Trump ordena producir más combustibles fósiles para reforzar la seguridad de EE.UU.
La constante subida del valor de la gasolina podría ser problematica para Trump, quien basó su campaña en múltiples alegatos populistas sobre asequibilidad
Trump ha hecho un gran esfuerzo por fortalecer la industria estadounidense del petróleo y el gas, que donó más de $75 millones de dólares a su campaña. Crédito: Julia Demaree Nikhinson | AP
El presidente Donald Trump publicó una serie de memorandos en los que consolidaba su respaldo al incremento de la producción nacional de combustibles fósiles con el presunto objetivo de mejorar la “preparación para la defensa”.
La agenda del mandatario republicano, que citaba la orden ejecutiva de Trump del 20 de enero del año pasado que declaraba una emergencia energética nacional, decía que la producción de petróleo, carbón y gas natural en el país debía ampliarse “para evitar una escasez de recursos industriales o de tecnología crítica que perjudicaría gravemente la capacidad de defensa nacional”.
“Enfatizaba que el actual suministro de energía inadecuado e intermitente de nuestra nación nos deja vulnerables a actores extranjeros hostiles y representa una amenaza inminente y creciente para la prosperidad y la seguridad nacional de Estados Unidos”, señalaba uno de los memorandos de Trump sobre su orden ejecutiva.
“En consonancia con esa declaración, considero que garantizar una capacidad nacional resiliente de producción, refinación y logística de petróleo es fundamental para la preparación de la defensa de Estados Unidos“, agregó.
“El petróleo abastece a las Fuerzas Armadas, la base industrial y la infraestructura crucial del país. Sin una acción federal inmediata, las capacidades de defensa de Estados Unidos seguirán siendo vulnerables a interrupciones”.
El actual líder de la Casa Blanca ordenó al secretario de Energía que pusiera en práctica su decisión sobre los combustibles fósiles y la defensa, por ejemplo, “realizando las compras, los compromisos y los instrumentos financieros necesarios para hacer posibles estos proyectos”.
De acuerdo con la Agencia Federal para el Manejo de Emergencias (FEMA), los informes del presidente invocaban la Ley de Producción de Defensa, una legislación de la era de la Guerra Fría que otorga al mandatario el poder de proteger los esfuerzos de defensa de EE.UU. a través de la “expansión y agilización del suministro de materiales y servicios de la base industrial nacional”.
Desde su segundo mandato, Trump ha hecho un gran esfuerzo por fortalecer la industria estadounidense del petróleo y el gas, que donó más de $75 millones de dólares a su campaña electoral, informó The Guardian.
Asimismo, firmó una orden con el fin declarado de “liberar la energía estadounidense”, suprimió las normas sobre emisiones de vehículos y redujo las restricciones a la expansión petrolera en Alaska.

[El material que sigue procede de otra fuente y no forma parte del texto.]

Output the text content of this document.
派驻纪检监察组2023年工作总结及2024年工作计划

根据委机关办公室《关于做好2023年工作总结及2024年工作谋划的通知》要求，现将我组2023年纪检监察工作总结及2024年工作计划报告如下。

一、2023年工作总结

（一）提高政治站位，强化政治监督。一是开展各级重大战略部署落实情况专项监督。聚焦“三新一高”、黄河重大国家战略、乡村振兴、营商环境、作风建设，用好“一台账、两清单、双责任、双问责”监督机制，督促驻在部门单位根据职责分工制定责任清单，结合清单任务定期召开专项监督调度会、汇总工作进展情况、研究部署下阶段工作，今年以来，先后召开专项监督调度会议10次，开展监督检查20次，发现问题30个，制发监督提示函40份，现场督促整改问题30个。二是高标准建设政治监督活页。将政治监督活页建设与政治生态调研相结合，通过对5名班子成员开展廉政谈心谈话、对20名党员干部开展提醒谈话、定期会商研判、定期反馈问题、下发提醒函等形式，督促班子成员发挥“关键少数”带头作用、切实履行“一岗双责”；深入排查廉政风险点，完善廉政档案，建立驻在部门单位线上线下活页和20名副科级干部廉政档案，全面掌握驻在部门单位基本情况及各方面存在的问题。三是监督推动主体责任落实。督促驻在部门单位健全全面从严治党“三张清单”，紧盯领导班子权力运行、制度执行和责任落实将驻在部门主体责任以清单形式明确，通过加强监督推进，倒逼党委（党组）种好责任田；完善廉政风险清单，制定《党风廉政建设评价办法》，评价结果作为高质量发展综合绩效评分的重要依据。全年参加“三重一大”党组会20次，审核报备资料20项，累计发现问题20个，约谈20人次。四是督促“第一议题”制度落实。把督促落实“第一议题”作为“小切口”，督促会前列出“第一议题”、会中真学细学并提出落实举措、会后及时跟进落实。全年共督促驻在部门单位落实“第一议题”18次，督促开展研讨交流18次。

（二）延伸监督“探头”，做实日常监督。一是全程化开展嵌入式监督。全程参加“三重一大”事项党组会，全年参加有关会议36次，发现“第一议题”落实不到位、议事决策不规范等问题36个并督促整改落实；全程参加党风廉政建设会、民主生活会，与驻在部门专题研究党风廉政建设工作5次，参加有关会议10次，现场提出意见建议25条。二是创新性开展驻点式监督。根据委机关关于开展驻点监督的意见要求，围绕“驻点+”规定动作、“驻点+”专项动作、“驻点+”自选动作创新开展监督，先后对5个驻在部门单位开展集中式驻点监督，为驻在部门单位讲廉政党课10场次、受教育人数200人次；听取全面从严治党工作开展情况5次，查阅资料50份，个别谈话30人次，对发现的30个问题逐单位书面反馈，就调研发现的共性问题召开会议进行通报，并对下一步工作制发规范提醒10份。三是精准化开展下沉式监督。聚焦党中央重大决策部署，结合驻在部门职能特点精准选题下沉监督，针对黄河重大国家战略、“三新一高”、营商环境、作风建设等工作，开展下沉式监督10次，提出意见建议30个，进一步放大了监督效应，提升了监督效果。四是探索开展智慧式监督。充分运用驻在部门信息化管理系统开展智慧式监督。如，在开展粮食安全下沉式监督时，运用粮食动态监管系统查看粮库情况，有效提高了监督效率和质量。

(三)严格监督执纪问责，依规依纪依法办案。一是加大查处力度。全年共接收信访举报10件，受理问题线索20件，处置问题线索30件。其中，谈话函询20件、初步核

El jefe de la Casa Blanca eliminó además la suspensión impuesta por el expresidente demócrata Joe Biden en enero de 2024 para aprobar las peticiones de exportación de gas natural licuado en algunos países. En diciembre de ese mismo año, la administración publicó un análisis que mostraba que la expansión de las exportaciones subiría los precios del gas natural licuado en el ámbito nacional.

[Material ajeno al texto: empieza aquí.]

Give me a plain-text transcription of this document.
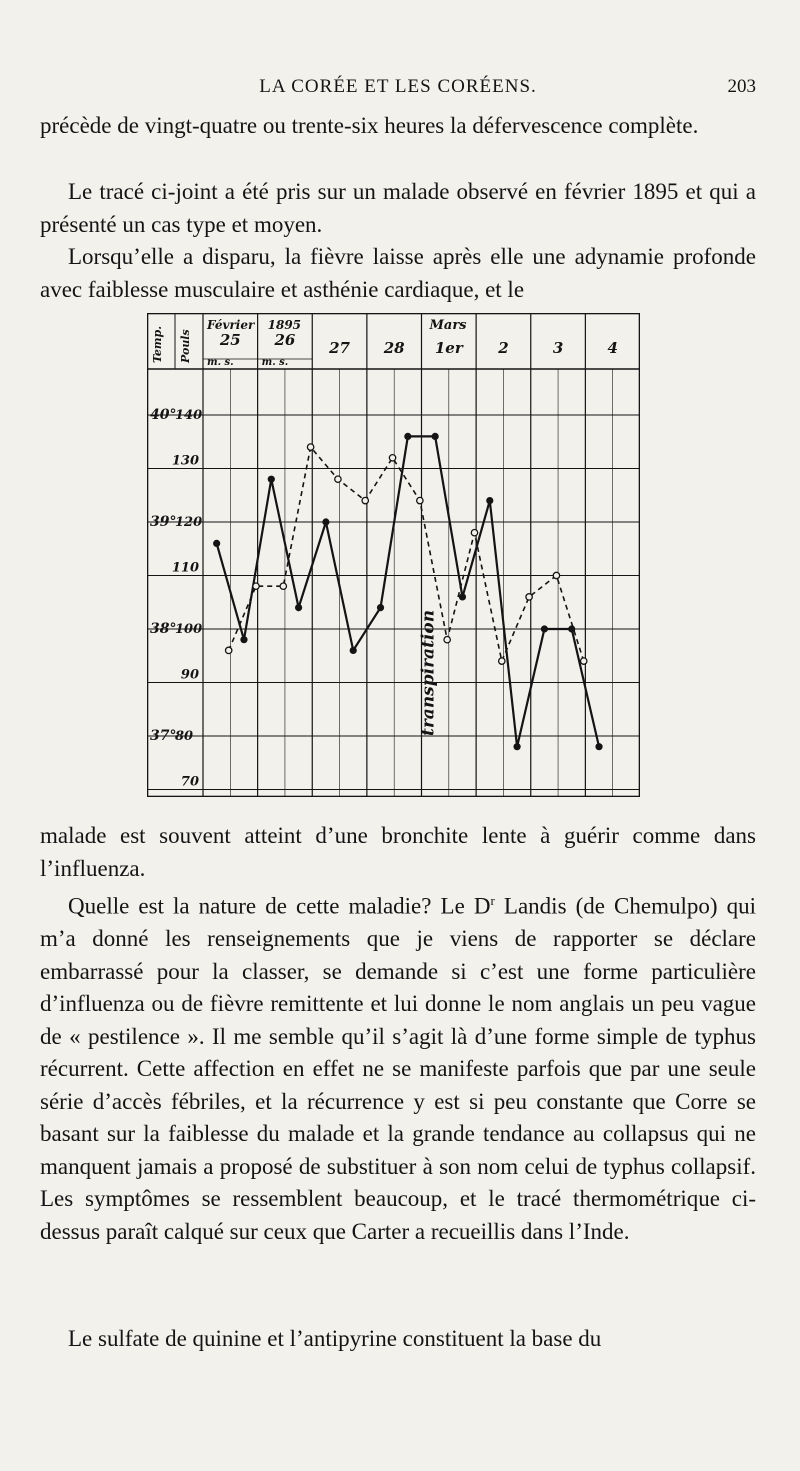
LA CORÉE ET LES CORÉENS.	203

précède de vingt-quatre ou trente-six heures la défervescence complète.

Le tracé ci-joint a été pris sur un malade observé en février 1895 et qui a présenté un cas type et moyen.

Lorsqu’elle a disparu, la fièvre laisse après elle une adynamie profonde avec faiblesse musculaire et asthénie cardiaque, et le

Temp. Pouls
Février 1895	Mars
25 26 27 28 1er 2	3	4
m. s.	m. s.
40°
140
130
39°
120
110
38°
100
90
37°
80
70
transpiration

malade est souvent atteint d’une bronchite lente à guérir comme dans l’influenza.

Quelle est la nature de cette maladie? Le $D^r$ Landis (de Chemulpo) qui m’a donné les renseignements que je viens de rapporter se déclare embarrassé pour la classer, se demande si c’est une forme particulière d’influenza ou de fièvre remittente et lui donne le nom anglais un peu vague de « pestilence ». Il me semble qu’il s’agit là d’une forme simple de typhus récurrent. Cette affection en effet ne se manifeste parfois que par une seule série d’accès fébriles, et la récurrence y est si peu constante que Corre se basant sur la faiblesse du malade et la grande tendance au collapsus qui ne manquent jamais a proposé de substituer à son nom celui de typhus collapsif. Les symptômes se ressemblent beaucoup, et le tracé thermométrique ci-dessus paraît calqué sur ceux que Carter a recueillis dans l’Inde.

Le sulfate de quinine et l’antipyrine constituent la base du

Los memorandos de Trump llegan en un momento en que decenas de millones de estadounidenses se enfrentan a un aumento en los costos de la gasolina desde que EE.UU. e Israel iniciaron la guerra en Irán, lo que ha estremecido los mercados petroleros mundiales y afectado a numerosas industrias que dependen de la producción de petróleo, con la de fertilizantes.
Aunque la reciente esperanza de un arreglo diplomático ha ayudado a bajar los precios del petróleo, estos aumentaron después de que Estados Unidos incautara un buque iraní.
La constante subida del valor de la gasolina podría resultar problemática para el mandatario republicano, quien basó su campaña en múltiples alegatos populistas sobre la asequibilidad. Aparte, el aumento coincide con el elevado costo de la vida en toda la nación estadounidense.
El Departamento de Agricultura de los Estados Unidos (USDA) augura que los precios generales de los alimentos aumentarían un 3.6% este 2026; se espera que el valor de los alimentos para el consumo en el hogar suba un 3.1%, mientras los alimentos consumidos fuera del hogar experimentarán un incremento del 3.9%.
De acuerdo con el USDA, las dos cifras son superiores a la tasa promedio histórica de aumento de precios en las últimas dos décadas.